Comm. VS, distr. de Martigny, sur la rive gauche du Rhône, au-dessus de Riddes, perchée sur une pente particulièrement escarpée, même pour un habitat alpin. 1227 Aserablos, 1324 Yserablo. 285 hab. en 1802, 799 en 1850, 1052 en 1900, 1213 en 1950, 914 en 2000. Des vestiges de l'âge du Fer (bracelets du IIe s. av. J.-C.) et de l'époque romaine (monnaies et cistes, peut-être liées au culte de Sabazios, du Ier/IIe s. apr. J.-C.) indiquent une colonisation durable. Seigneurie dont les détenteurs changèrent souvent (les seigneurs de la Tour vers 1225, du Châtelard en 1249), elle appartint plus tard à la mense épiscopale de Sion (1490-1798).

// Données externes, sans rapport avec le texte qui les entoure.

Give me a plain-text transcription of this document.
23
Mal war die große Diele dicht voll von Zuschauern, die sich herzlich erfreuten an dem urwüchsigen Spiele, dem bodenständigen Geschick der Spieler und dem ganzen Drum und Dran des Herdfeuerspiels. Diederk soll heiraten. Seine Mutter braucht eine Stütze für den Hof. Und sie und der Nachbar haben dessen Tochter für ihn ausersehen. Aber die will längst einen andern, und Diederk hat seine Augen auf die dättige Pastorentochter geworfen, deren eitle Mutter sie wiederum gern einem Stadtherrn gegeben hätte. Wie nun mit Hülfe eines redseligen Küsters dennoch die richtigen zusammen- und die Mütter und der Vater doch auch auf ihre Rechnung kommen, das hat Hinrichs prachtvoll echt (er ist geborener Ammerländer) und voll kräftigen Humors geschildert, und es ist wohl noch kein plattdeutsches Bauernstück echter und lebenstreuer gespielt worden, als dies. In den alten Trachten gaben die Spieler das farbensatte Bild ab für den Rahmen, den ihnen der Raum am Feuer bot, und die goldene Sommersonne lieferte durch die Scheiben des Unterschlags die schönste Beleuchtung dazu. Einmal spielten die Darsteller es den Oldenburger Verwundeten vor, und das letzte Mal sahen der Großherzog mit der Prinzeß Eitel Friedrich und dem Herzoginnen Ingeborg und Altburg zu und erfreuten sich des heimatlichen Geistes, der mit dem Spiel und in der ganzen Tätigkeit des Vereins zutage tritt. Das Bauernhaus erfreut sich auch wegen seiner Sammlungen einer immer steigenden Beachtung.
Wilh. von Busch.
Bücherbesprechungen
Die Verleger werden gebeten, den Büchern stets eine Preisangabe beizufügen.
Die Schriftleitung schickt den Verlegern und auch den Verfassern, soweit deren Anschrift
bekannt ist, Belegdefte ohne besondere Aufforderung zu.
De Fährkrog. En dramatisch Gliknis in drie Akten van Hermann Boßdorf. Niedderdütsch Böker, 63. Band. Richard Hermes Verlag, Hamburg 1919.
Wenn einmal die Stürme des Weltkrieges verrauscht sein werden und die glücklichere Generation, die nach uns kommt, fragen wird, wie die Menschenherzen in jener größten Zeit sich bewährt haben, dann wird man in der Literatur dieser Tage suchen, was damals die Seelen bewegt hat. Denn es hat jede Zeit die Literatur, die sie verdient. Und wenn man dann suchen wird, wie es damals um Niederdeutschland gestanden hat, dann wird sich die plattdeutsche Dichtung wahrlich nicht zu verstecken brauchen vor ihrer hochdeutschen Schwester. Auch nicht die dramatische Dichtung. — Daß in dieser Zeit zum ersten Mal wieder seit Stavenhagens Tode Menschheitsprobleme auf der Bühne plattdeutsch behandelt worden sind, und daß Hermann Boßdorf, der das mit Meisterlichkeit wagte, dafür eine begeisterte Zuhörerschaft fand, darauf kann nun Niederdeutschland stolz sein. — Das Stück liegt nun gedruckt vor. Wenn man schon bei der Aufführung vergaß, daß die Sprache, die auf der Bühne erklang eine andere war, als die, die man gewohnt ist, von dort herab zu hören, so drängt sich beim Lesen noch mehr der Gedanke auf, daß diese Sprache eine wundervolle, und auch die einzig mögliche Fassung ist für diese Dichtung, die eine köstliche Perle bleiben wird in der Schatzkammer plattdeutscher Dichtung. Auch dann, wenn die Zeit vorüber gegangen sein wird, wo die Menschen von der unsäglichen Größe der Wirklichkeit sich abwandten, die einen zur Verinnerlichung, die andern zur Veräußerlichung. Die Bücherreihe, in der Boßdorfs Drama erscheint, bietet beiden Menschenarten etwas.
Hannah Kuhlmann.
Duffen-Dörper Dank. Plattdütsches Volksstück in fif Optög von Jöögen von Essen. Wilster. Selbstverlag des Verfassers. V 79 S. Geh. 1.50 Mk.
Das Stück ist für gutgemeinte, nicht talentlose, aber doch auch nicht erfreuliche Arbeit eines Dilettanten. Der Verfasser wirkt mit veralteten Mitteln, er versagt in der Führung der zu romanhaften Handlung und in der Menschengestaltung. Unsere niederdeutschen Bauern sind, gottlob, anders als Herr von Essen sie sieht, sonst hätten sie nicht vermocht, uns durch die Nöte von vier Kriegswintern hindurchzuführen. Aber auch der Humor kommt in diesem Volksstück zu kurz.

I. fit partie de la paroisse de Leytron et de celle de Riddes dès 1264 avant d'en former une autonome depuis 1801. La chapelle Saint-Théodule fut agrandie en église, puis rénovée (1962-1964 et 1999). Dévasté par le feu en 1691 et 1881, le village fut reconstruit partiellement en pierre. Des champs en terrasses (céréales, pommes de terre) et des raccards (greniers) entourent la localité. Jusqu'au XIXe s., I. fut le grenier à blé de Martigny. Un chemin en lacets reliait la vallée au village en une heure et demie de marche pour 600 m de dénivellation. Il fut remplacé par l'un des premiers téléphériques du canton en 1942 et par une route en 1960. La fabrique d'horlogerie Ebauches en 1957 et des usines de montage en 1965, 1970 et 1976 créèrent de nombreux emplois. Les premiers téléskis et autres remontées mécaniques (jusqu'à 2400 m) apparurent en 1970. Le développement touristique est resté modeste.